If you haven’t yet taken a photo to use as a holiday card, grab your cell phone and head to Creek Wood. There you will find an elegant house tastefully lit, looking like it could grace the cover of Southern Living magazine.
We didn’t write down addresses during our holiday lights tour this year, but here’s how you find the camera-ready home. From Whitfield Road, turn north onto Creek Wood Drive. Continue until you see a house on the left festooned with plenty of colored lights. Stop the car and look to your right. Set far back from the road is a house that you’d love for people at your class reunion to think you lived in.
After you’ve taken your pictures, go back out to Whitfield Road and turn left, then make a right on Sunrise. As you head south (you’ll need to make a right at the only stop sign you’ll encounter on Sunrise to continue toward Weaver Dairy Road), you’ll pass a holiday lights display that comes out of nowhere, replete with a couple of lighted stars so high in the heavens that they could not have been installed without the help of Duke Energy’s cherry pickers. The swags of colored lights along the roadway seem to extend for miles.

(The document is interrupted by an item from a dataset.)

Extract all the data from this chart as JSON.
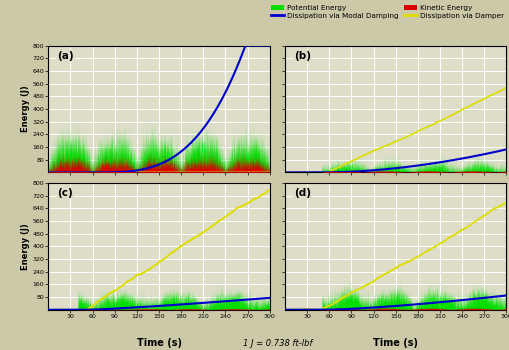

But shortly after they end, you’ll be at the entrance to Chandler’s Green, where decorating with outdoor holiday lights is a blood sport. From Sunrise, turn left onto Sweeten Creek Road and drive slow. You’ll miss too much if you drive the speed limit.
Turn right on Silver Creek to get to Weaver Dairy, where, if you turn left, then make a right on Sedgefield, you’ll wind around until you T-bone into a view inside a house on Honeysuckle that we call “The Tall Tree House.” Through the double-story window, you can see a double-story tree. This year the homeowners have added blinky lights to really catch your attention.
From Sedgefield, turn right onto Honeysuckle, right again onto Brookview, then up a steep hill before making a left onto Riggsbee. Where Riggsbee T’s into Piney Mountain Road, you’ll notice that the Johnsons have added even more lights this year. We know it’s the Johnsons because a sign near the driveway says so.
Turn left onto Piney Mountain and once you cross Booker Creek, turn right onto Old Forest Creek. You’ll see a house lit up like a birthday cake. Continue around the Old Forest Creek circle to spot the house that has, through the illusion of lights, created a snowfall.
Merry Christmas, if you celebrate; Happy Solstice, if you don’t.
– Nancy Oates and Don Evans
John Kramer
/ December 24, 2010Thanks for the tour, it was great. And Merry Chrismas, I am not into the all inclusive pc silliness so that is all I have to say!